Ontario wants to create a task force to study a problem everyone already understands
The Ford government is looking to create a housing affordability task force to address runaway home prices and a lack of supply fuelling the absolute craziness that is the Ontario housing market.
Just released by the PC government, the 2021 Ontario Economic Outlook and Fiscal Review is packed full of pledges and promises, and could be read as sort of a campaign primer for the 43rd Ontario general election that will be held on or before June 2, 2022
Among these promises is a single line saying that the province will establish a housing affordability task force that will provide a list of recommendations to Municipal Affairs and Housing Minister Steve Clark.
Municipal Affairs and Housing director of communications Zoe Knowles told The Canadian Press, "We know there is still more to do, which is why we are creating a Housing Affordability Task Force to identify other opportunities to get shovels in the ground faster, remove duplication and barriers, and make housing more affordable for hardworking Ontarians."
"It will explore measures to support market housing supply and affordability, and provide the government with strategies and advice to continue to address Ontario's housing crisis."

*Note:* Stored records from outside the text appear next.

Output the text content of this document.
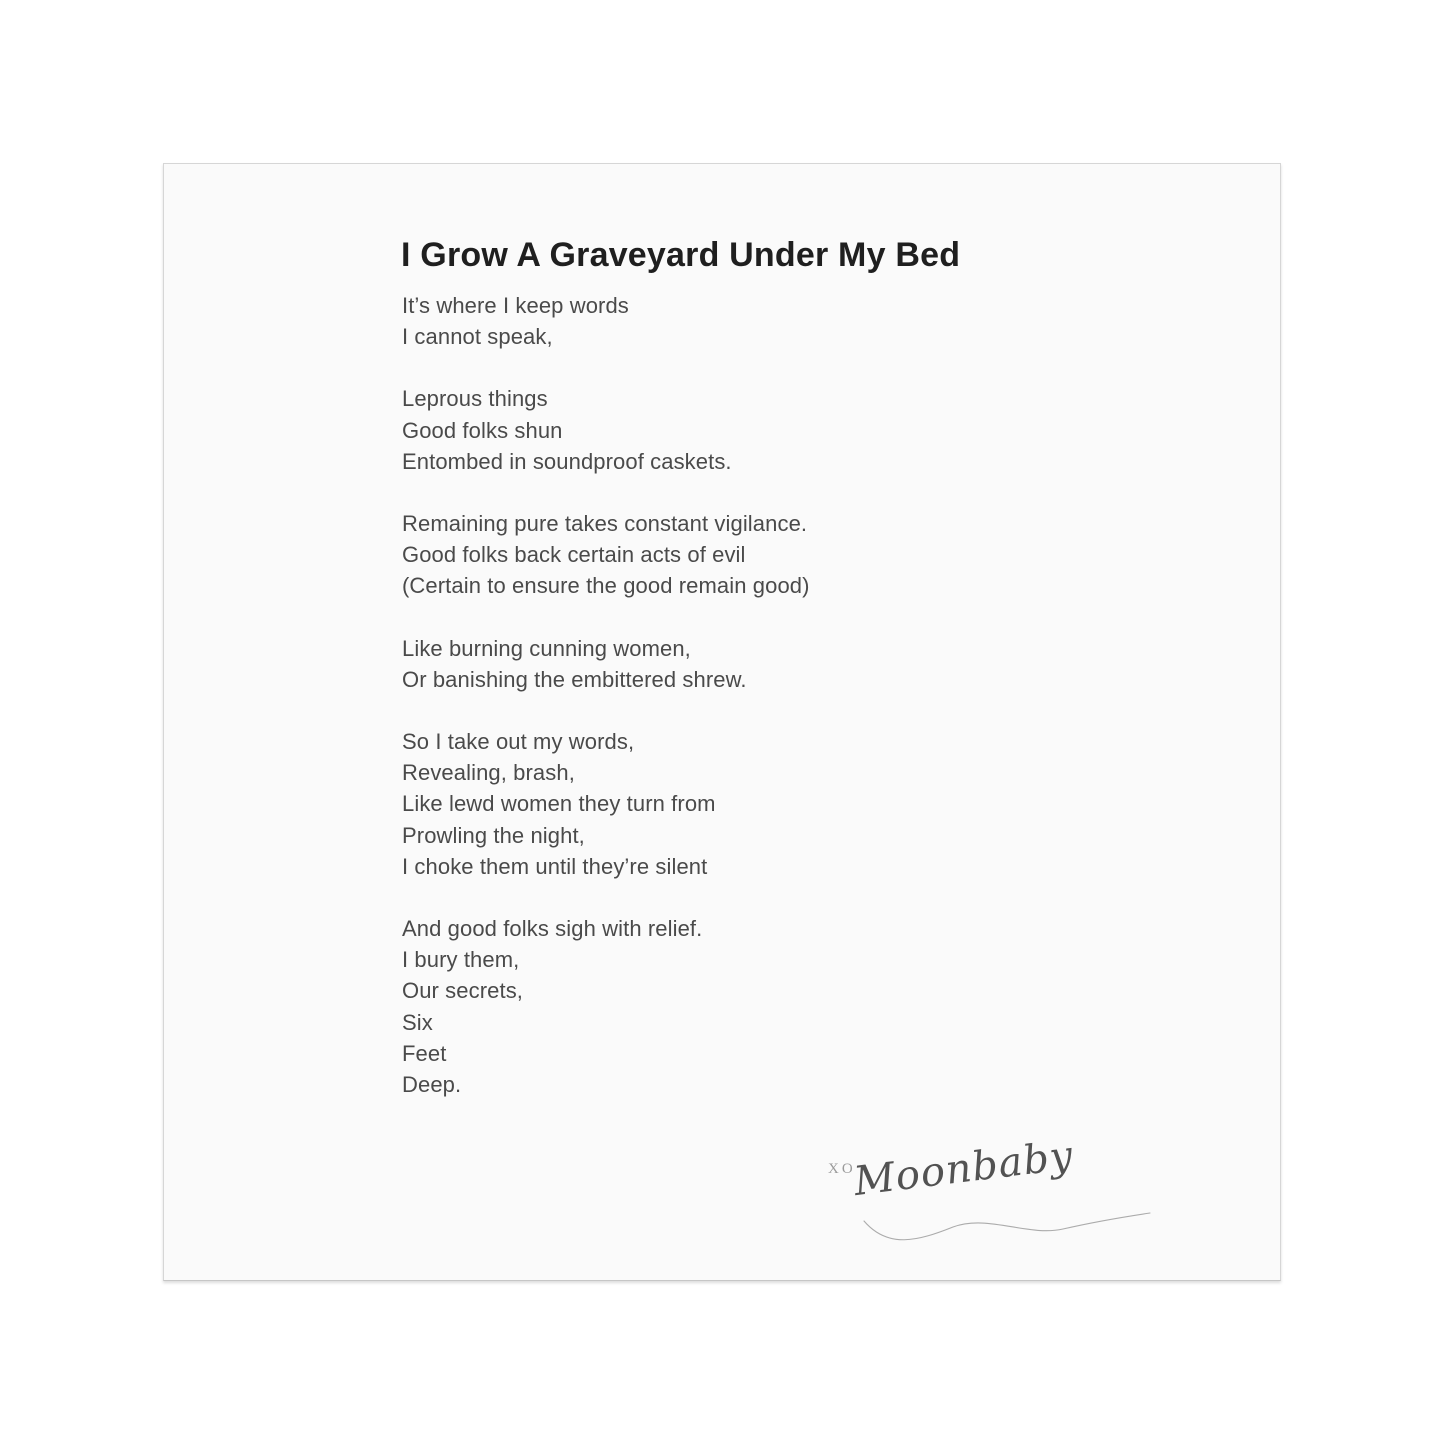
I Grow A Graveyard Under My Bed
It’s where I keep words
I cannot speak,
Leprous things
Good folks shun
Entombed in soundproof caskets.
Remaining pure takes constant vigilance.
Good folks back certain acts of evil
(Certain to ensure the good remain good)
Like burning cunning women,
Or banishing the embittered shrew.
So I take out my words,
Revealing, brash,
Like lewd women they turn from
Prowling the night,
I choke them until they’re silent
And good folks sigh with relief.
I bury them,
Our secrets,
Six
Feet
Deep.
XOMoonbaby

And while curbing the housing crisis is something that every party is promising in the run-up to the upcoming provincial election, the frenzied housing game is actually leaving the province flush with cash, raking in $5 billion from land transfer taxes alone this fiscal year.
Like what was seen at the federal level this summer, provincial parties, including the Ontario PCs, have had much to say about the housing crisis in the last few months.

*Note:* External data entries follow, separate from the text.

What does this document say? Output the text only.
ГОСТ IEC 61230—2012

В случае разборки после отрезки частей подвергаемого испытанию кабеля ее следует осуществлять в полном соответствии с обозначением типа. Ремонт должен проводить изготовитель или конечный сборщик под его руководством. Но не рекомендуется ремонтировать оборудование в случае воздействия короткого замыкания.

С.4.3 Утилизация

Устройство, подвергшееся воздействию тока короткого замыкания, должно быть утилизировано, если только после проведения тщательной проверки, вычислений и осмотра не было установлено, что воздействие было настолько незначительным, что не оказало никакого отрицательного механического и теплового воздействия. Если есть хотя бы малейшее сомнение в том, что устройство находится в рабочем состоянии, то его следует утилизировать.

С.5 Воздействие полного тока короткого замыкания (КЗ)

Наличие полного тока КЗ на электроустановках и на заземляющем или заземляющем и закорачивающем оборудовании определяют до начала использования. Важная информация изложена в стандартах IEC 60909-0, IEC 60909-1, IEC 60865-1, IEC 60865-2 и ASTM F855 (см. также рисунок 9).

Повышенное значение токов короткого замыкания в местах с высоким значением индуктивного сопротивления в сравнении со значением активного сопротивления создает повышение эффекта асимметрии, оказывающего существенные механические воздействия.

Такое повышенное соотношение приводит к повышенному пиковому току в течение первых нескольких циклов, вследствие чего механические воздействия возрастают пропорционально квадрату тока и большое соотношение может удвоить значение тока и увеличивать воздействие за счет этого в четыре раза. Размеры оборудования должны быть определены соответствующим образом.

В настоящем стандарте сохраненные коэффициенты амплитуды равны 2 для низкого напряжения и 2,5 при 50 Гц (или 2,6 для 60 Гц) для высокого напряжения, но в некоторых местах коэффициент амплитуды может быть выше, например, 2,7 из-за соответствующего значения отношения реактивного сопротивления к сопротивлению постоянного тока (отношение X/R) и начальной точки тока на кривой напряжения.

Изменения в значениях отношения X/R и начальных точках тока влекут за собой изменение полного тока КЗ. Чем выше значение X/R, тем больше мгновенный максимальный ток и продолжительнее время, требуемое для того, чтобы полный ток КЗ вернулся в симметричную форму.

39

Municipalities like Toronto are approaching the problem head-on with policies like inclusionary zoning and the construction of affordable housing, and the Ford PCs are facing growing calls to take action at the provincial level.

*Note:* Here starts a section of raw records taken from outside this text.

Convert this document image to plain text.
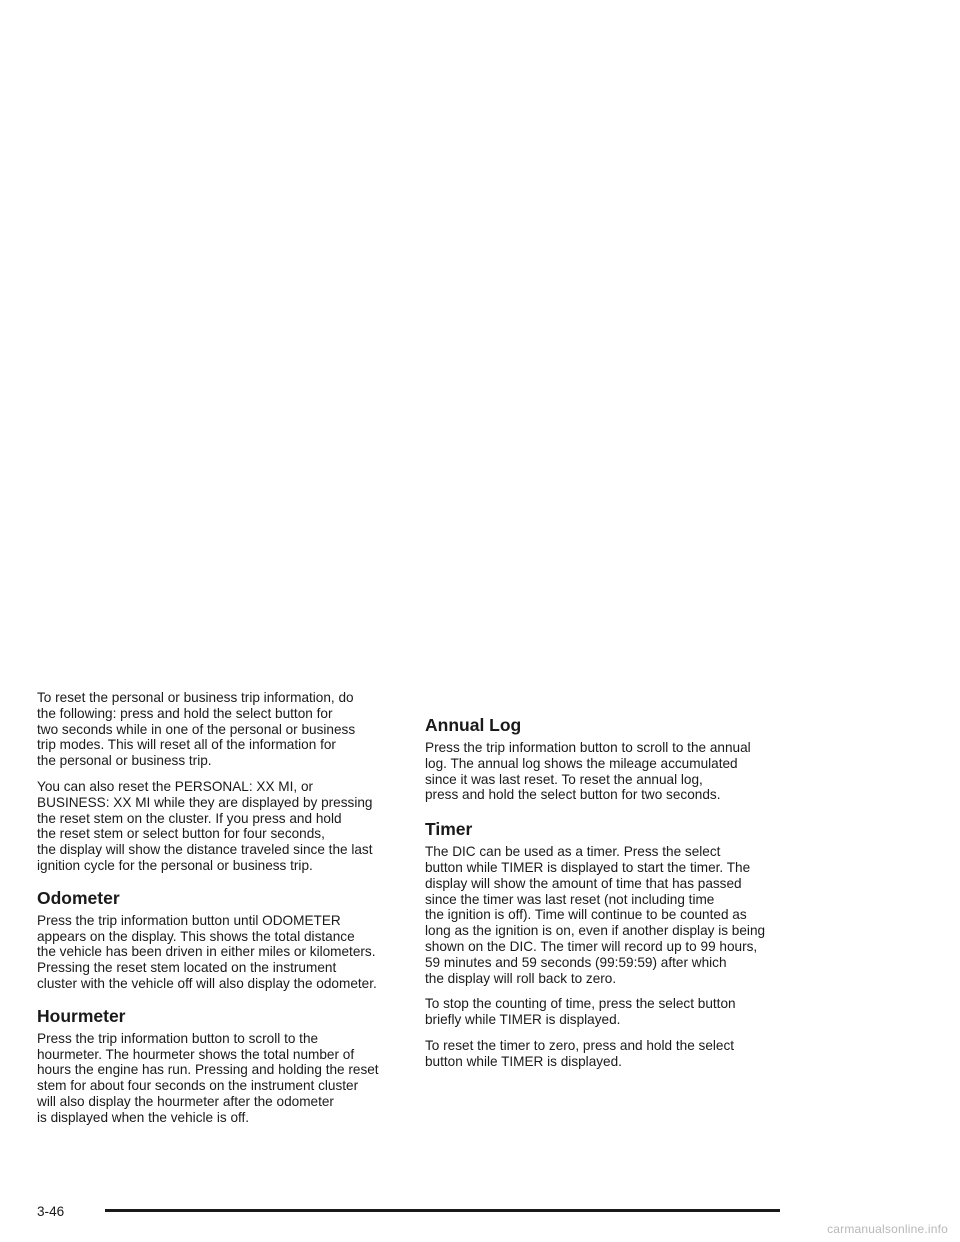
To reset the personal or business trip information, do
the following: press and hold the select button for
two seconds while in one of the personal or business
trip modes. This will reset all of the information for
the personal or business trip.

You can also reset the PERSONAL: XX MI, or
BUSINESS: XX MI while they are displayed by pressing
the reset stem on the cluster. If you press and hold
the reset stem or select button for four seconds,
the display will show the distance traveled since the last
ignition cycle for the personal or business trip.

Odometer

Press the trip information button until ODOMETER
appears on the display. This shows the total distance
the vehicle has been driven in either miles or kilometers.
Pressing the reset stem located on the instrument
cluster with the vehicle off will also display the odometer.

Hourmeter

Press the trip information button to scroll to the
hourmeter. The hourmeter shows the total number of
hours the engine has run. Pressing and holding the reset
stem for about four seconds on the instrument cluster
will also display the hourmeter after the odometer
is displayed when the vehicle is off.

Annual Log

Press the trip information button to scroll to the annual
log. The annual log shows the mileage accumulated
since it was last reset. To reset the annual log,
press and hold the select button for two seconds.

Timer

The DIC can be used as a timer. Press the select
button while TIMER is displayed to start the timer. The
display will show the amount of time that has passed
since the timer was last reset (not including time
the ignition is off). Time will continue to be counted as
long as the ignition is on, even if another display is being
shown on the DIC. The timer will record up to 99 hours,
59 minutes and 59 seconds (99:59:59) after which
the display will roll back to zero.

To stop the counting of time, press the select button
briefly while TIMER is displayed.

To reset the timer to zero, press and hold the select
button while TIMER is displayed.

3-46
carmanualsonline.info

Opposition parties seem to be painting the move to create a task force as little more than lip service, with an NDP spokesperson telling media, "It really is the oldest trick in the book to say, 'We are going to set up a task force to study a problem that we know already exists and we also already know the solutions to.'"
Liberal Leader Steven Del Duca said more or less the same thing, quoted as saying that "The last thing Ontario needs is another panel on housing to delay the solutions we already know are needed."